In order to be able to write such models, I (jointly with Vijay Saraswat and Radha Jagadeesan) have designed a programming language, Hybrid CC. This language is declarative, as this is the most convenient way for systems engineers to express their knowledge. It is a concurrent language, so component models may be composed by juxtaposition. It can express both continuous and discrete change, since the systems that we wish to model have this property. We have given a precise semantics for our language, and show its expressiveness by various programming examples. We have also given an algorithm for translating Hybrid CC programs into finite state automata. Recently we have extended Hybrid CC to specify probabilistic information, by first extending CC with a probabilistic combinator, and then extending Probabilistic CC across time uniformly, allowing it to model stochastic processes.

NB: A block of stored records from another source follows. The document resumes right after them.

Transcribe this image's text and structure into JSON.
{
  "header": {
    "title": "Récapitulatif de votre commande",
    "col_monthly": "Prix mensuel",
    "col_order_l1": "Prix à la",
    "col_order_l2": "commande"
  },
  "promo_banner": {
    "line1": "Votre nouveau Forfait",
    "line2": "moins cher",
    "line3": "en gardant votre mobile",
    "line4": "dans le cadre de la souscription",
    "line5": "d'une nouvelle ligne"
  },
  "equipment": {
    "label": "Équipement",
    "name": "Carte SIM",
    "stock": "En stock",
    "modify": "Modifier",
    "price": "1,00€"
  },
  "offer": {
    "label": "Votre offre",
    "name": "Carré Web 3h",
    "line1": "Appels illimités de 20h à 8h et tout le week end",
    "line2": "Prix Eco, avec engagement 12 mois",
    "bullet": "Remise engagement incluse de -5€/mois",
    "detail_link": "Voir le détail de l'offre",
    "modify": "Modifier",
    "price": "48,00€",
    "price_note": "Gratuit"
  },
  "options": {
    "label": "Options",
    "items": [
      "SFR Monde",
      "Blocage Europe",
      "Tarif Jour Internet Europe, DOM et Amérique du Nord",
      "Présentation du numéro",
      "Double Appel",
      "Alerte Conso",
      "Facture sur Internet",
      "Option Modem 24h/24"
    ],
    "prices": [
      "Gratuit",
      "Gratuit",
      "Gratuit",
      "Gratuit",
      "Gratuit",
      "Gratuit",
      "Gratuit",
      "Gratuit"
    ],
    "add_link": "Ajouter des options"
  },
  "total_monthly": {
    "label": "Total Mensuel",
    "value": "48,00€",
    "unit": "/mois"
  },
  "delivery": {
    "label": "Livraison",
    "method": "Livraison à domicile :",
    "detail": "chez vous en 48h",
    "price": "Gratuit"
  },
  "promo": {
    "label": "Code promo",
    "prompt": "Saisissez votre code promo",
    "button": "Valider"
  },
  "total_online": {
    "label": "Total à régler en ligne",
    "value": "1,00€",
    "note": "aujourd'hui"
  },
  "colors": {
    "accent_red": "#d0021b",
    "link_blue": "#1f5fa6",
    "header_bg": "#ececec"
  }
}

Our preferred technique for language development is to mathematically define a space of processes, and then develop program combinators corresponding to algebraic operations over this space. Using semantics from the design stage itself results in an elegant language, and gives sound reasoning principles about the behavior of programs, which can then be used to verify their correctness.

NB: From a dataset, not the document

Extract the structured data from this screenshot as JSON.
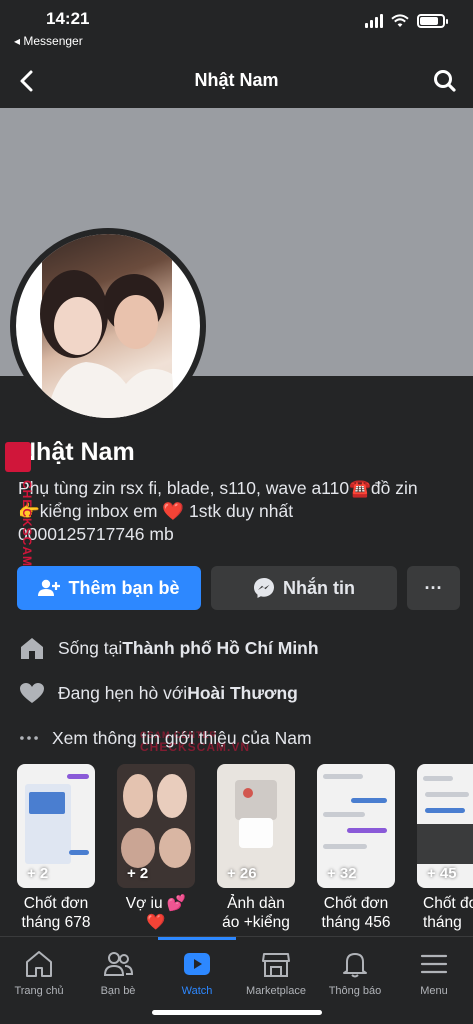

In a series of papers developing Hybrid CC, we give its semantics and show how these can be used to define a rich space of operators and programs. The semantics also provides an algorithm to translate a Hybrid CC program into a hybrid automaton, which can be used for verification and control code generation. Another possibility we are exploring is to use abstract interpretation for verification --- this can be used to simplify automata, just like automata homomorphisms do.
Currently I am engaged in the production of several tools to use the our modeling framework in different ways. Bjorn Carlson and I have implemented in C an interpreter for Hybrid CC programs --- we have implemented a state-of-the-art interval constraint solver, and a 4th order Runge-Kutta integrator modified for interval variables and implicitly specified ODE's. In order to make the system more modular, we have also added a simple object system to Hybrid CC. My summer student, Moses Charikar, and I have built a tool to produce hybrid automata from Hybrid CC programs --- we will now use it for verification and automatic control code generation.
Our first application was modeling the various components of the paperpath
of a copier. Along with Peter Struss, I developed and implemented in Hybrid
CC a compositional model for the paperpath which is simpler than previous
models, yet is applicable in more situations. Currently I am modeling spacecraft
for as part of the effort towards building autonomous systems using model-based
programming. We have built models of the Marsokhod rover, the
robotic camera, a Personal Satellite Assistant and an In-situ Propellant Production Plant for a Mars mission, among others. Hybrid CC is also being used for modeling systems at Stanford, Toshiba Corporation, Xerox PARC and other institutions.
In the long term I would like to study the various aspects of building reliable software systems. This would entail looking at specification and programming languages, verification tools, user interfaces and implementation techniques, among other things. I am also interested in looking at techniques from diverse areas of Computer Science and Mathematics for facilitating software creation.